Case:
BVerfGE 6, 290 1 BvR 65/54 German assets in Switzerland Artt. 3, 14 GG
Date:
21 March 1957
Judges:
Dr. Wintrich, Dr. Scheffler, Dr. Heiland, Dr. Scholtissek, Dr. Drath, Dr. Stein, Wessel, Ritterspach, Lehmann
Copyright:
© Nomos Verlagsgesellschaft

HEADNOTES:

1. Acts of assents to treaties may be challenged by constitutional complaint.

2. The Act on the three Agreements between the Federal Republic of Germany and the Swiss Confederation on German Assets in Switzerland, on the Settlement of the Swiss Confederation's Claims Against the Former German Reich and on Equalization of German War Burdens of 7 March 1953 (BGBl. II p.15) and the Agreement between the Federal Republic of Germany and the Swiss Confederation on German Assets in Switzerland of 26 August 1952 (BGBl. 1953 II p.17) do not infringe Articles 3 and 14 Basic Law.

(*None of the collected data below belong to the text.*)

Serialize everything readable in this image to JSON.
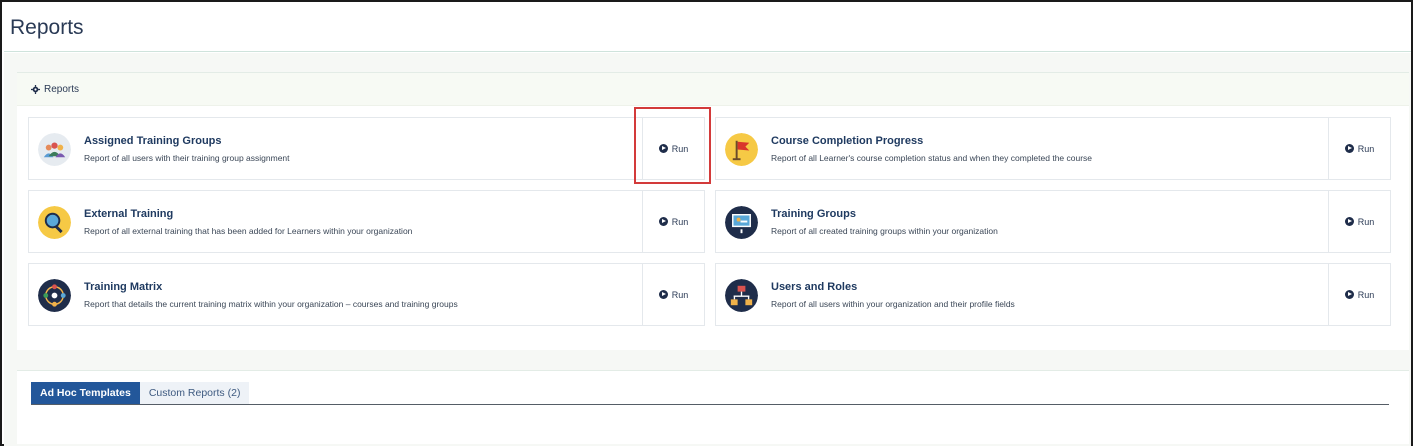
{
  "page": {
    "title": "Reports"
  },
  "panel": {
    "heading": "Reports"
  },
  "reports": [
    {
      "title": "Assigned Training Groups",
      "description": "Report of all users with their training group assignment",
      "run_label": "Run",
      "icon": "people-group-icon"
    },
    {
      "title": "Course Completion Progress",
      "description": "Report of all Learner's course completion status and when they completed the course",
      "run_label": "Run",
      "icon": "flag-icon"
    },
    {
      "title": "External Training",
      "description": "Report of all external training that has been added for Learners within your organization",
      "run_label": "Run",
      "icon": "magnifier-icon"
    },
    {
      "title": "Training Groups",
      "description": "Report of all created training groups within your organization",
      "run_label": "Run",
      "icon": "presentation-board-icon"
    },
    {
      "title": "Training Matrix",
      "description": "Report that details the current training matrix within your organization – courses and training groups",
      "run_label": "Run",
      "icon": "network-matrix-icon"
    },
    {
      "title": "Users and Roles",
      "description": "Report of all users within your organization and their profile fields",
      "run_label": "Run",
      "icon": "org-chart-icon"
    }
  ],
  "tabs": [
    {
      "label": "Ad Hoc Templates",
      "active": true
    },
    {
      "label": "Custom Reports (2)",
      "active": false
    }
  ],
  "colors": {
    "accent": "#23579a",
    "highlight": "#d33a3a",
    "title_text": "#1f3a60"
  }
}
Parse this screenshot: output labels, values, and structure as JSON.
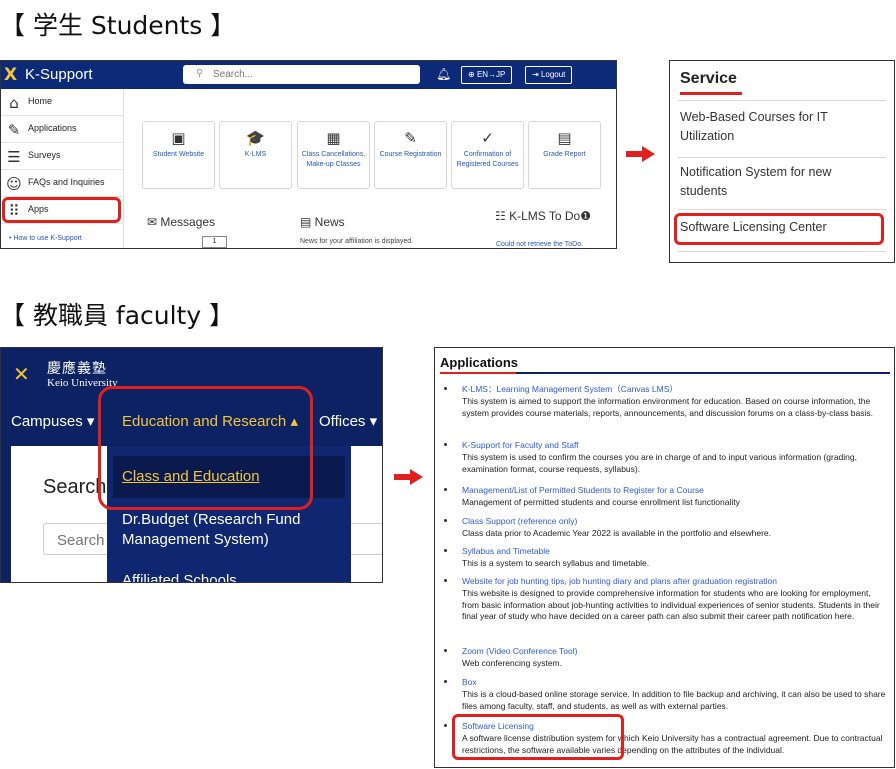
{
  "titles": {
    "students": "【 学生  Students 】",
    "faculty": "【 教職員  faculty 】"
  },
  "colors": {
    "navy": "#0d2a78",
    "gold": "#f2c53d",
    "highlight_red": "#e0201c",
    "link_blue": "#2457c5"
  },
  "ksupport": {
    "logo_mark": "X",
    "logo_text": "K-Support",
    "search_placeholder": "Search...",
    "search_icon": "search-icon",
    "bell_icon": "bell-icon",
    "lang_button": "EN→JP",
    "logout_button": "Logout",
    "sidebar": [
      {
        "label": "Home",
        "icon": "home-icon",
        "glyph": "⌂"
      },
      {
        "label": "Applications",
        "icon": "edit-document-icon",
        "glyph": "✎"
      },
      {
        "label": "Surveys",
        "icon": "checklist-icon",
        "glyph": "☰"
      },
      {
        "label": "FAQs and Inquiries",
        "icon": "help-person-icon",
        "glyph": "☺"
      },
      {
        "label": "Apps",
        "icon": "apps-grid-icon",
        "glyph": "⠿"
      }
    ],
    "sidebar_link": "• How to use K-Support",
    "tiles": [
      {
        "label": "Student Website",
        "icon": "monitor-icon",
        "glyph": "▣"
      },
      {
        "label": "K-LMS",
        "icon": "graduation-cap-icon",
        "glyph": "🎓"
      },
      {
        "label": "Class Cancellations, Make-up Classes",
        "icon": "calendar-icon",
        "glyph": "▦"
      },
      {
        "label": "Course Registration",
        "icon": "pencil-sparkle-icon",
        "glyph": "✎"
      },
      {
        "label": "Confirmation of Registered Courses",
        "icon": "checkmark-icon",
        "glyph": "✓"
      },
      {
        "label": "Grade Report",
        "icon": "clipboard-icon",
        "glyph": "▤"
      }
    ],
    "messages_label": "Messages",
    "messages_count": "1",
    "news_label": "News",
    "news_note": "News for your affiliation is displayed.",
    "todo_label": "K-LMS To Do",
    "todo_note": "Could not retrieve the ToDo."
  },
  "service": {
    "title": "Service",
    "items": [
      "Web-Based Courses for IT Utilization",
      "Notification System for new students",
      "Software Licensing Center"
    ]
  },
  "keio": {
    "logo_mark": "✕",
    "logo_jp": "慶應義塾",
    "logo_en": "Keio University",
    "nav": [
      {
        "label": "Campuses ▾"
      },
      {
        "label": "Education and Research ▴"
      },
      {
        "label": "Offices ▾"
      }
    ],
    "search_heading": "Search",
    "search_placeholder": "Search",
    "dropdown": [
      "Class and Education",
      "Dr.Budget (Research Fund Management System)",
      "Affiliated Schools"
    ]
  },
  "applications": {
    "title": "Applications",
    "items": [
      {
        "name": "K-LMS：Learning Management System（Canvas LMS）",
        "desc": "This system is aimed to support the information environment for education. Based on course information, the system provides course materials, reports, announcements, and discussion forums on a class-by-class basis."
      },
      {
        "name": "K-Support for Faculty and Staff",
        "desc": "This system is used to confirm the courses you are in charge of and to input various information (grading, examination format, course requests, syllabus)."
      },
      {
        "name": "Management/List of Permitted Students to Register for a Course",
        "desc": "Management of permitted students and course enrollment list functionality"
      },
      {
        "name": "Class Support (reference only)",
        "desc": "Class data prior to Academic Year 2022 is available in the portfolio and elsewhere."
      },
      {
        "name": "Syllabus and Timetable",
        "desc": "This is a system to search syllabus and timetable."
      },
      {
        "name": "Website for job hunting tips, job hunting diary and plans after graduation registration",
        "desc": "This website is designed to provide comprehensive information for students who are looking for employment, from basic information about job-hunting activities to individual experiences of senior students. Students in their final year of study who have decided on a career path can also submit their career path notification here."
      },
      {
        "name": "Zoom (Video Conference Tool)",
        "desc": "Web conferencing system."
      },
      {
        "name": "Box",
        "desc": "This is a cloud-based online storage service. In addition to file backup and archiving, it can also be used to share files among faculty, staff, and students, as well as with external parties."
      },
      {
        "name": "Software Licensing",
        "desc": "A software license distribution system for which Keio University has a contractual agreement. Due to contractual restrictions, the software available varies depending on the attributes of the individual."
      }
    ]
  }
}
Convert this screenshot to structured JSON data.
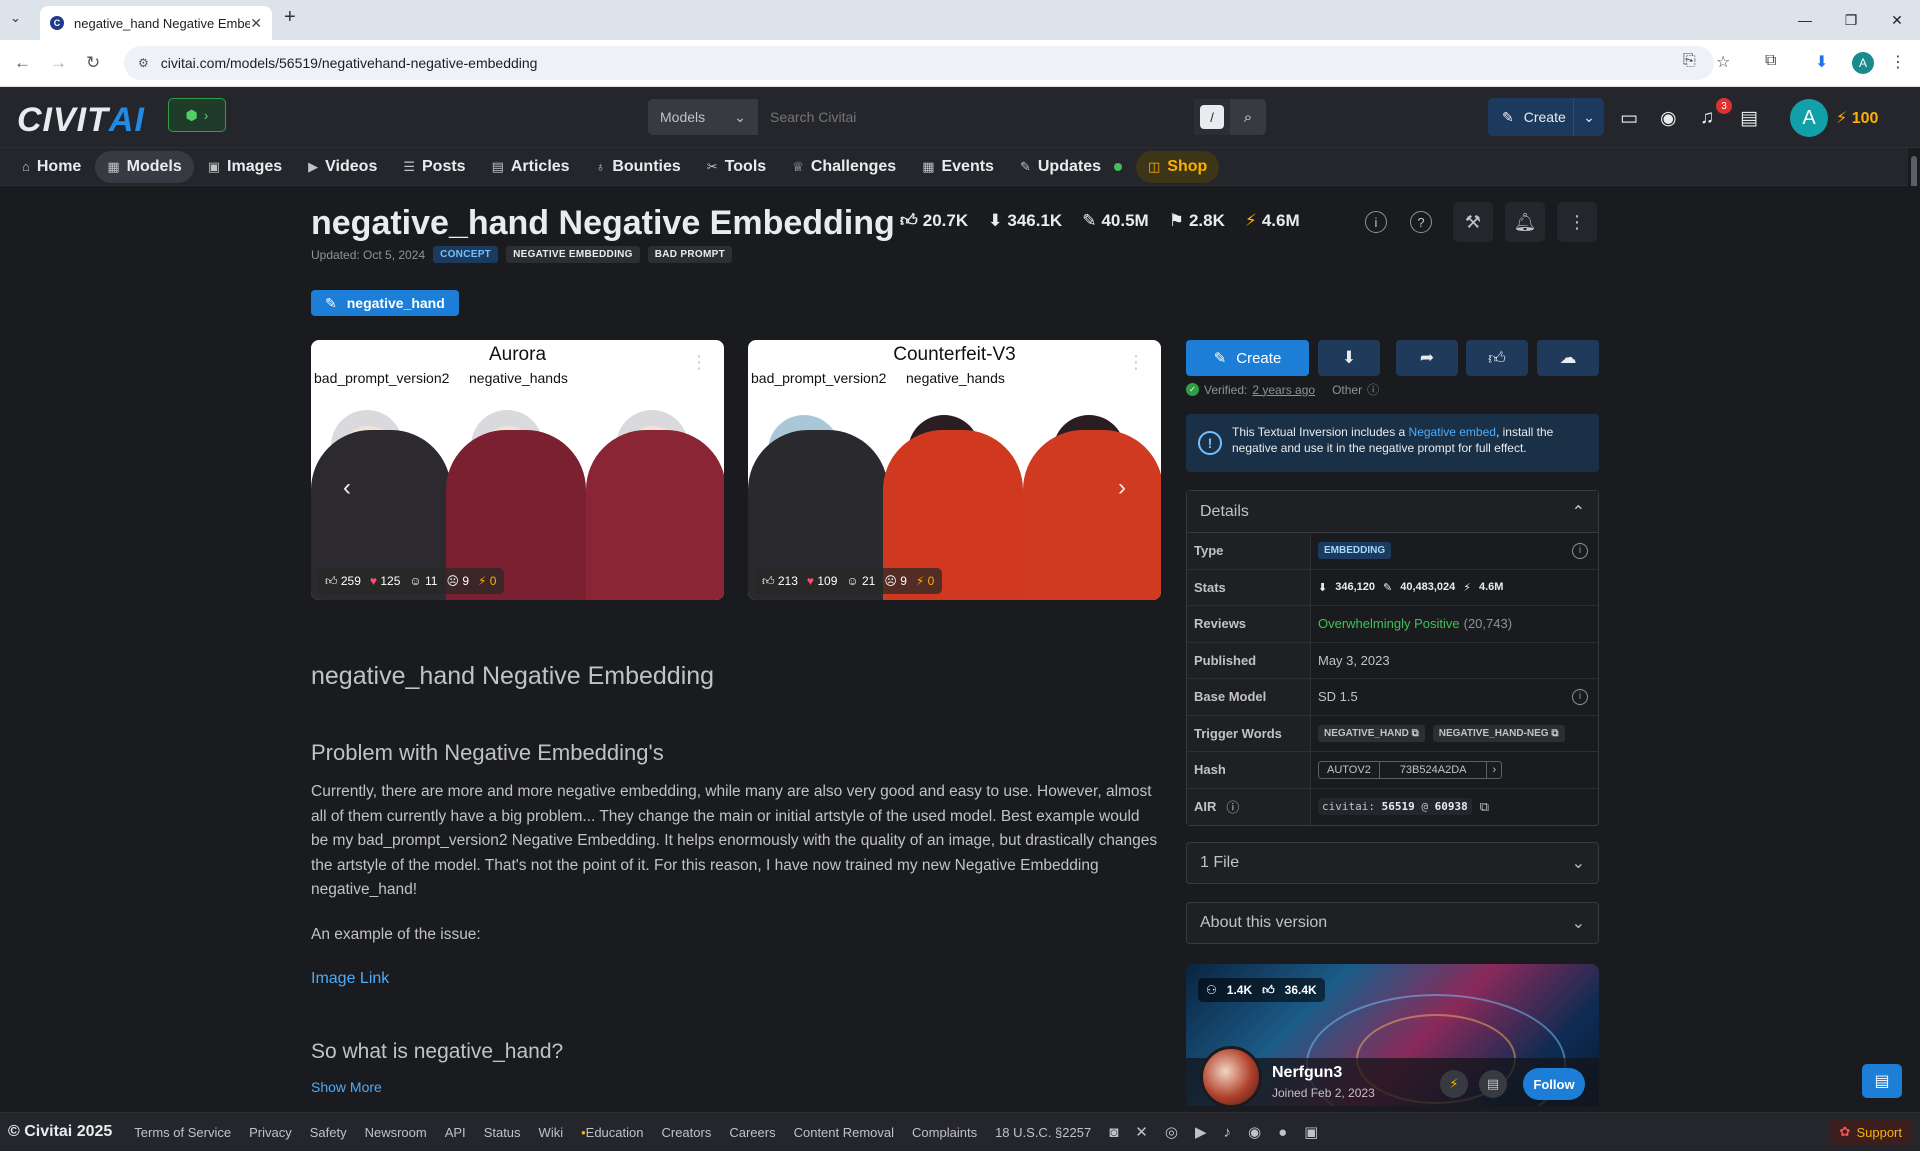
{
  "browser": {
    "tab_title": "negative_hand Negative Embec",
    "url": "civitai.com/models/56519/negativehand-negative-embedding"
  },
  "header": {
    "logo_prefix": "CIVIT",
    "logo_suffix": "AI",
    "search_scope": "Models",
    "search_placeholder": "Search Civitai",
    "search_shortcut": "/",
    "create_label": "Create",
    "notif_count": "3",
    "avatar_letter": "A",
    "buzz": "100"
  },
  "nav": {
    "home": "Home",
    "models": "Models",
    "images": "Images",
    "videos": "Videos",
    "posts": "Posts",
    "articles": "Articles",
    "bounties": "Bounties",
    "tools": "Tools",
    "challenges": "Challenges",
    "events": "Events",
    "updates": "Updates",
    "shop": "Shop"
  },
  "model": {
    "title": "negative_hand Negative Embedding",
    "stats": {
      "likes": "20.7K",
      "downloads": "346.1K",
      "generations": "40.5M",
      "bookmarks": "2.8K",
      "buzz": "4.6M"
    },
    "updated": "Updated: Oct 5, 2024",
    "tags": [
      "CONCEPT",
      "NEGATIVE EMBEDDING",
      "BAD PROMPT"
    ],
    "version_tab": "negative_hand"
  },
  "gallery": [
    {
      "title": "Aurora",
      "label_left": "bad_prompt_version2",
      "label_right": "negative_hands",
      "r_like": "259",
      "r_heart": "125",
      "r_laugh": "11",
      "r_cry": "9",
      "r_buzz": "0"
    },
    {
      "title": "Counterfeit-V3",
      "label_left": "bad_prompt_version2",
      "label_right": "negative_hands",
      "r_like": "213",
      "r_heart": "109",
      "r_laugh": "21",
      "r_cry": "9",
      "r_buzz": "0"
    }
  ],
  "description": {
    "heading": "negative_hand Negative Embedding",
    "sub1": "Problem with Negative Embedding's",
    "para": "Currently, there are more and more negative embedding, while many are also very good and easy to use. However, almost all of them currently have a big problem... They change the main or initial artstyle of the used model. Best example would be my bad_prompt_version2 Negative Embedding. It helps enormously with the quality of an image, but drastically changes the artstyle of the model. That's not the point of it. For this reason, I have now trained my new Negative Embedding negative_hand!",
    "example": "An example of the issue:",
    "link": "Image Link",
    "sub2": "So what is negative_hand?",
    "show_more": "Show More"
  },
  "actions": {
    "create": "Create",
    "verified_prefix": "Verified:",
    "verified_time": "2 years ago",
    "other": "Other"
  },
  "info": {
    "text1": "This Textual Inversion includes a ",
    "link": "Negative embed",
    "text2": ", install the negative and use it in the negative prompt for full effect."
  },
  "details": {
    "header": "Details",
    "type_k": "Type",
    "type_v": "EMBEDDING",
    "stats_k": "Stats",
    "stats_dl": "346,120",
    "stats_gen": "40,483,024",
    "stats_buzz": "4.6M",
    "reviews_k": "Reviews",
    "reviews_v": "Overwhelmingly Positive",
    "reviews_n": "(20,743)",
    "published_k": "Published",
    "published_v": "May 3, 2023",
    "base_k": "Base Model",
    "base_v": "SD 1.5",
    "trigger_k": "Trigger Words",
    "trigger_1": "NEGATIVE_HAND",
    "trigger_2": "NEGATIVE_HAND-NEG",
    "hash_k": "Hash",
    "hash_type": "AUTOV2",
    "hash_v": "73B524A2DA",
    "air_k": "AIR",
    "air_prefix": "civitai:",
    "air_model": "56519",
    "air_at": "@",
    "air_version": "60938"
  },
  "accordions": {
    "files": "1 File",
    "about": "About this version"
  },
  "creator": {
    "followers": "1.4K",
    "likes": "36.4K",
    "name": "Nerfgun3",
    "joined": "Joined Feb 2, 2023",
    "follow": "Follow"
  },
  "footer": {
    "copyright": "© Civitai 2025",
    "links": [
      "Terms of Service",
      "Privacy",
      "Safety",
      "Newsroom",
      "API",
      "Status",
      "Wiki",
      "Education",
      "Creators",
      "Careers",
      "Content Removal",
      "Complaints",
      "18 U.S.C. §2257"
    ],
    "support": "Support"
  }
}
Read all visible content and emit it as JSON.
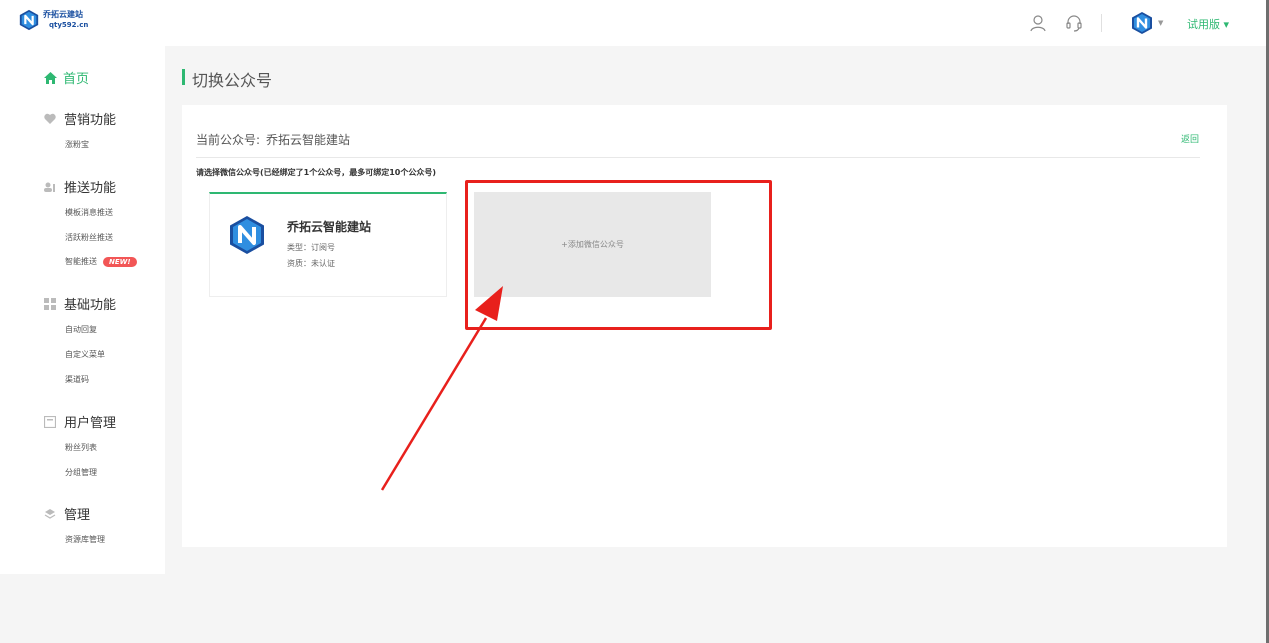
{
  "header": {
    "logo_name": "乔拓云建站",
    "logo_domain": "qty592.cn",
    "user_icon": "user-icon",
    "support_icon": "headset-icon",
    "plan_label": "试用版 ▾"
  },
  "sidebar": {
    "home_label": "首页",
    "groups": [
      {
        "title": "营销功能",
        "icon": "heart-icon",
        "items": [
          "涨粉宝"
        ]
      },
      {
        "title": "推送功能",
        "icon": "users-icon",
        "items": [
          "模板消息推送",
          "活跃粉丝推送",
          "智能推送"
        ]
      },
      {
        "title": "基础功能",
        "icon": "grid-icon",
        "items": [
          "自动回复",
          "自定义菜单",
          "渠道码"
        ]
      },
      {
        "title": "用户管理",
        "icon": "book-icon",
        "items": [
          "粉丝列表",
          "分组管理"
        ]
      },
      {
        "title": "管理",
        "icon": "layers-icon",
        "items": [
          "资源库管理"
        ]
      }
    ],
    "new_badge": "NEW!"
  },
  "main": {
    "page_title": "切换公众号",
    "current_label": "当前公众号:",
    "current_value": "乔拓云智能建站",
    "back_label": "返回",
    "hint": "请选择微信公众号(已经绑定了1个公众号，最多可绑定10个公众号)",
    "account": {
      "name": "乔拓云智能建站",
      "type": "类型：订阅号",
      "cert": "资质：未认证"
    },
    "add_label": "+添加微信公众号"
  },
  "colors": {
    "accent": "#2eb872",
    "brand": "#1a4fa0",
    "highlight": "#e8201c",
    "badge": "#f25656"
  }
}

Order of the First Senate of 21 March 1957 -- BvR 65/54 --
in the proceedings on the constitutional complaint by tax inspector retd. L. against:

1. The Act on the three Agreements between the Federal Republic of Germany and the Swiss Confederation on German Assets in Switzerland, on the Settlement of the Swiss Confederation's Claims Against the Former German Reich and on Equalization of German War Burdens of 7 March 1953 (BGBl. II p.15) and the Agreement between the Federal Republic of Germany and the Swiss Confederation on German Assets in Switzerland of 26 August 1952 (BGBl. 1953 II p.17).

DECISION:
The constitutional complaint is rejected.

EXTRACT FROM GROUNDS:

I.

1. In the so-called Washington Agreement of 25 May 1946 (text in "German Assets Abroad" I p.390 ff.) Switzerland had made undertakings to the United States of America, Great Britain and France on the liquidation of assets deposited in Switzerland of Germans resident in Germany.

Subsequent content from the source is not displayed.